For example, this is my multiple sequence alignment,
TTCTTCTGTGGATAGCTCAGTTCCCTCATTCT---CTGATGA---GACTAAAAGCAATCT
TTCTTCTGTGGATAGCTCAGTTCCCTCATTCT---CTGATGA---GACTAAAAGCAATCT
TTCTTCTGTGGATAGCTCAGTTCCCTCATTCT---CTGATGA---GACTAAAAGCAATCT
TTCTTCTGTGGATAGCTCAGTTCCCTCATTCT---CTGATGA---GACTAAAAGCAATCT
TTCTTCTGTGGATAGCTCAGTTCCCTCATTCT---CTGATGA---GACTAAAAGCAATCT
TTCTTCTGTGGATAGCTCAGTTCCCTCATTCT---CTGATGA---GACTAAAAGCAATCT
TTCTTCTGTGGATAGCTCAGTTCCCTCATTCT---CTGATGA---GACTAAAAGCAATCT
TTCTTCTGTGGATAGCTCAGTTCCCTCATTCT---CTGATGA---GACTAAAAGCAATCT
TTCTTCTGTGGATAGCTCAGTTCCCTCATTCT---CTGATGA---GACTAAAAGCAATCT
I want to trim this alignemnt based on the location of first sequence, like this,
TTCT---CTGATGA---GACTAAAAG
TTCT---CTGATGA---GACTAAAAG
TTCT---CTGATGA---GACTAAAAG
TTCT---CTGATGA---GACTAAAAG
TTCT---CTGATGA---GACTAAAAG
TTCT---CTGATGA---GACTAAAAG
TTCT---CTGATGA---GACTAAAAG
TTCT---CTGATGA---GACTAAAAG
TTCT---CTGATGA---GACTAAAAG
and finally, I want to de-align all the sequences. Plese suggest some perl or R scripts or already existing tools. Remeber, I like to use this in programming pipeline, so, scripts are more suitable.
Thanks in advance!
Since your alignments are all identical it is not clear what the problem specification actually is, the solution to what your inputs and outputs are can be achieved with a simple slice of the string. But that is almost certainly not what you need.
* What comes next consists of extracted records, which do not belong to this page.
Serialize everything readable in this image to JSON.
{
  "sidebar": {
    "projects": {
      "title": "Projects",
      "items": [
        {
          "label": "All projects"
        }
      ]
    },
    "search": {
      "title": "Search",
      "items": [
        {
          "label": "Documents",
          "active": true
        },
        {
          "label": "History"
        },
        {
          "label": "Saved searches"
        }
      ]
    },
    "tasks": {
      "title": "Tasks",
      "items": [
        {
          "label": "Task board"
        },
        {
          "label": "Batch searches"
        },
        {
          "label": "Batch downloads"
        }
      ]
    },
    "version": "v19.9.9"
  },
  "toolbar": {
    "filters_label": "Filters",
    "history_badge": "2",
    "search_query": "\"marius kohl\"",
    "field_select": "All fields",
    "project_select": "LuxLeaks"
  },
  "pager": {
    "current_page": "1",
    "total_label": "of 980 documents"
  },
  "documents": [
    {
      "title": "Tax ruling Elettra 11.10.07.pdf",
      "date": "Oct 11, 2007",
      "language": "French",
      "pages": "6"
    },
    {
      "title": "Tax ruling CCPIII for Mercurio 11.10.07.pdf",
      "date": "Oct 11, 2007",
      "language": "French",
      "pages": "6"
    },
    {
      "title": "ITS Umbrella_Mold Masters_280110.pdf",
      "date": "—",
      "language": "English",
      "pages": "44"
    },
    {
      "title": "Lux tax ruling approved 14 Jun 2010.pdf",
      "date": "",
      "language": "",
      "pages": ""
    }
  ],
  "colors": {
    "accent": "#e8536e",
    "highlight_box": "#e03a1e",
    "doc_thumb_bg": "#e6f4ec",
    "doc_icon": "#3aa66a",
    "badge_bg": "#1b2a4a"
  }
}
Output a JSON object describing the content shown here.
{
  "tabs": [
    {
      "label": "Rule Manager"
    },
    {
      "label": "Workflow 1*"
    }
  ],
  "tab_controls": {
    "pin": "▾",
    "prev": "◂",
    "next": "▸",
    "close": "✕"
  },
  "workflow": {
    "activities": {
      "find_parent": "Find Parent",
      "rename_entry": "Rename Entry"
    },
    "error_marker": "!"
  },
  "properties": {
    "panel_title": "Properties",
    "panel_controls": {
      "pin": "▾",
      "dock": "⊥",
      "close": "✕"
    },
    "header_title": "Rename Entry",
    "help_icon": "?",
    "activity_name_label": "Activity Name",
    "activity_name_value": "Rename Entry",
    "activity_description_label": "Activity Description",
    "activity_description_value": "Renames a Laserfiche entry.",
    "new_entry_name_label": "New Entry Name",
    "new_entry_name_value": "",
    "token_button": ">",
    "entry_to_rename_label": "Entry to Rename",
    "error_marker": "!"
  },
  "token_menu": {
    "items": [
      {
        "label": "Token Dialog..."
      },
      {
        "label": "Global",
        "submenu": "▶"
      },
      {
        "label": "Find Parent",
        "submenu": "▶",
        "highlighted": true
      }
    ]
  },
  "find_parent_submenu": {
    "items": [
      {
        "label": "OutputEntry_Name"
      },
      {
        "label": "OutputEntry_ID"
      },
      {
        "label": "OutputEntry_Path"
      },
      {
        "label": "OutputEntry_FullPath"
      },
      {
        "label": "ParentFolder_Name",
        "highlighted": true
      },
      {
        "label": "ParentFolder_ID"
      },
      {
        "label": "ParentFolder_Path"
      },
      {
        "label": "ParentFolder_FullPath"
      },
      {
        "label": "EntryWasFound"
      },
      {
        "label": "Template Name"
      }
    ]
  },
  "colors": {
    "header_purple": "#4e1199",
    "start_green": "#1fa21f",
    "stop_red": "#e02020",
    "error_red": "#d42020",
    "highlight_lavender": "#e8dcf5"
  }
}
Yes, in this alignment, there is no variation. But in many cases, there will be a lot of variation among aligned sequences. My interest is to cut the alignment, dealing the sequences and look for the variation in trimmed regions. I have a separate script for the scanning variation. All I need is sequences in multi-fasta file with the regions of interest.
The problem is that when you give an overly simplistic example then the solutions may only solve this simple case. In this case a solution could be had by just simply doing a
line[start:end]
orline.replace('-', '')
But those solutions would not work for a more complex case.
It is essential to provide typical examples of your multiple sequence alignments and not just rely on someone else producing them. The programs need to be tested and verified.